How I Met Bitcoin
I wasn’t looking for Bitcoin. It found me in the middle of an engineering problem.
Between mid- and late 2010 I was lead architect on a project called Mirror. The purpose was easy to explain and hard to build: a distributed file synchronizer, with no central server. Any client should carry the full history, and conflict resolution would be delegated to the user.
I was already obsessed with distributed computing within the limits of the time. A devout disciple of design patterns. A fan of Barbara Liskov. I studied SICP a lot. I wanted to build systems that didn’t need to ask permission from any central point to function.
With my team, we created an algorithm we baptized EAI — sounding like the Portuguese question “e aí?”, a casual “what’s up?” between machines. That’s what the nodes did: they exchanged their file lists, compared the hashes, and validated the differences. Simple and direct. In a second stage, inspired by librsync, we split files into hashed blocks and transferred only the delta. With that we gained efficiency in transfer and, as a bonus, a granular history of every file.
It was in one of those optimizations that the story turned.
I needed a hash algorithm faster than the MD4 we were using in our customized librsync. I went looking for alternatives. I found BLAKE. Through BLAKE I got to Bitcoin. Through Bitcoin I got to the paper.

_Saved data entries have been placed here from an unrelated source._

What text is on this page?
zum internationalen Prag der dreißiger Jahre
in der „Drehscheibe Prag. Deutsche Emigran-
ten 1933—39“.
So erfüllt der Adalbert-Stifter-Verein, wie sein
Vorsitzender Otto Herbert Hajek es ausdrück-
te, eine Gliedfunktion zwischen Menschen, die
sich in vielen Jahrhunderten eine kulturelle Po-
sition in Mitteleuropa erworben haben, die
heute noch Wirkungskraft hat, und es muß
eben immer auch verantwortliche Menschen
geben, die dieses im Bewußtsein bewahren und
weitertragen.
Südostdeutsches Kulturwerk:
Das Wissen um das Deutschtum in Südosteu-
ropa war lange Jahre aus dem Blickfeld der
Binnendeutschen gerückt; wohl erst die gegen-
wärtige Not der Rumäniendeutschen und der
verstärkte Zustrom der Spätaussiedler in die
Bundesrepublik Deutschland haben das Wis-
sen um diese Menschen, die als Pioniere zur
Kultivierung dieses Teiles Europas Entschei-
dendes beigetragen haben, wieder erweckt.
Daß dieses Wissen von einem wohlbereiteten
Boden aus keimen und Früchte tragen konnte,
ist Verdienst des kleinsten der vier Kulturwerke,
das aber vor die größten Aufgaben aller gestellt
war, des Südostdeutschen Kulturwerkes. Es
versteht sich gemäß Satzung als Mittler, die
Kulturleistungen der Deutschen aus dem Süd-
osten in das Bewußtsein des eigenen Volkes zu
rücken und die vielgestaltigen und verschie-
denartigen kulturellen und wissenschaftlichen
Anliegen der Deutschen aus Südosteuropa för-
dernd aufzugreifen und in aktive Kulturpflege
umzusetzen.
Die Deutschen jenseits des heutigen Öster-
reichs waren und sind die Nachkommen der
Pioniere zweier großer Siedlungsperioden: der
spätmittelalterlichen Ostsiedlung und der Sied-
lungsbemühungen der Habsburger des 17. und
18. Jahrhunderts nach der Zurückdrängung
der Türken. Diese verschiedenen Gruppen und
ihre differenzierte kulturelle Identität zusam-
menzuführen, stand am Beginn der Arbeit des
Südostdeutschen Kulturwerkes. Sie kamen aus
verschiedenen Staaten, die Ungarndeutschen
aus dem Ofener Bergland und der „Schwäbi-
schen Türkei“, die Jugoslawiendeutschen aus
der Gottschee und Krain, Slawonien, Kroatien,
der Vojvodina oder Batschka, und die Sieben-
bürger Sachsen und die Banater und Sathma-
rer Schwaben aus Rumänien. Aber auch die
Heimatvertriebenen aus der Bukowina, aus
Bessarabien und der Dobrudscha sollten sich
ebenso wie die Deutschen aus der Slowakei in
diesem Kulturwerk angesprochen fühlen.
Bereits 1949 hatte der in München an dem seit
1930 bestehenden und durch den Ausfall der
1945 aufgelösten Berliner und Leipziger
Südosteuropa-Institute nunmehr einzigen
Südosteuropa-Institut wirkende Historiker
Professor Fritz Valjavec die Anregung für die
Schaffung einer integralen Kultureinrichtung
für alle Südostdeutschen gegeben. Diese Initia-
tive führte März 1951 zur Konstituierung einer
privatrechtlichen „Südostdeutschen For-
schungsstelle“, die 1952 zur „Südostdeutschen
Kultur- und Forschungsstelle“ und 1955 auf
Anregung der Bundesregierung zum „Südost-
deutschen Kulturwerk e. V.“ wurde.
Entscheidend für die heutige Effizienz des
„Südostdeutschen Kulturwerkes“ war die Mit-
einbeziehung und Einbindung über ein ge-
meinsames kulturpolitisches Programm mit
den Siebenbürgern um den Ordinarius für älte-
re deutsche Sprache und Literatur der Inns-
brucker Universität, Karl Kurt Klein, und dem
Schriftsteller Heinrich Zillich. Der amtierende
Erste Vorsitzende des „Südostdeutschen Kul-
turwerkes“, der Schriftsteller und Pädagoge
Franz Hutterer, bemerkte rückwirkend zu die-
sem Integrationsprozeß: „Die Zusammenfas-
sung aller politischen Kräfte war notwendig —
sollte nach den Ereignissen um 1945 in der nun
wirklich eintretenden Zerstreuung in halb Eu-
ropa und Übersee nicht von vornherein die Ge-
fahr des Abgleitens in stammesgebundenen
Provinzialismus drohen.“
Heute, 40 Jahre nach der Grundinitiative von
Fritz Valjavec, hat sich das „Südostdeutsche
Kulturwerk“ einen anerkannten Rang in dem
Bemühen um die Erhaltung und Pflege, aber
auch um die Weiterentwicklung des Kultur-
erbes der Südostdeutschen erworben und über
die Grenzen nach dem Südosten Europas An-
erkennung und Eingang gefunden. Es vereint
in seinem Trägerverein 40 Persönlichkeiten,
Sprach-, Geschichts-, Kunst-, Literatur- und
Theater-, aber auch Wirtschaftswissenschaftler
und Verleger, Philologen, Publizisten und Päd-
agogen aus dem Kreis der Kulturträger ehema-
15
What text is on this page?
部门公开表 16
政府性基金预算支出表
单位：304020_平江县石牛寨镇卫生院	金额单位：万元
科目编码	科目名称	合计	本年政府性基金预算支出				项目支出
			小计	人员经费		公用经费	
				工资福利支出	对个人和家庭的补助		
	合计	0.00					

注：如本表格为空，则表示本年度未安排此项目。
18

I already had a certain preparation for that encounter without knowing it. I’d been using Linux since the beginning of 1996 — Conectiva and Debian, when installing a free operating system was almost an act of faith. I took part in the public-key signing ceremonies the community organized. Cryptography was part of my life, but I’ll admit it: it was more fun than conviction. I didn’t take it as seriously then as I do today.
When I read Satoshi’s paper, I was drawn to two things.
The first was the architecture. The elegance of proof of work solving consensus in a P2P network was beautiful to see. It was the kind of solution I admired — the ones that seem obvious after you’ve read them but nobody had thought of before.
The second was the economic problem: the separation of money and the State. Something that, after all these years, I realize has almost become a Freudian slip in the ecosystem’s narrative. But in that moment, for me, it was revolutionary.
It happens I wasn’t working in an academic vacuum. I worked for banks. And for the São Paulo Stock Exchange.
I had daily proximity to the technical and business problems of the financial system — the inefficiencies, the layers of intermediation, the absurd costs of reconciliation. And suddenly I had in my hands the paper of a system that proposed to eliminate all that at the root.
Of course I couldn’t keep quiet.
I walked the corridors of Bovespa — today B3 — avidly talking about Bitcoin. I said one day they’d give in. They called me crazy. I don’t need to say they were wrong.
Around 2014 I went to New York because I’d been told there were people trading bitcoin in person in a square. Also, I had an acquaintance working at an exchange. By then I was already carrying scars: I had lost some bitcoins in the Mt. Gox hack. What’s left of that episode is a letter in Japanese that I keep to this day as a war relic.
In New York I helped with outreach and operations at the Bitcoin Center, where I met many people who later became known names in the ecosystem. The atmosphere was electric. Nobody there was sure of anything, but everybody was convinced something big was happening.
From there to here the road was long and full of curves.
I helped create the first Brazilian stablecoin. I led teams across various blockchain projects. I contributed to proposals tied to BIP 300. In 2020, I co-founded a protocol for hashrate derivatives. In mid-2021, I wrote a Lisp for zero-knowledge circuits using Groth16 and Bellman — because sometimes the best way to understand a technology is to build tools for it.
I co-founded CS Digital, recently acquired and listed on the Nasdaq.
I visited countless conferences. I met hundreds of people in this ecosystem. Some brilliant, some lost, all of them moved by some version of the same restlessness that grabbed me that afternoon in 2010 when I just wanted a hash faster than MD4.
Looking back, what impresses me isn’t the size of the journey. It’s the fact that it started with a small, specific, mundane technical problem. I wasn’t trying to change the financial system. I was trying to synchronize files faster.
But that’s how things happen, isn’t it? You pull on a thread and discover it’s stitched into the whole fabric.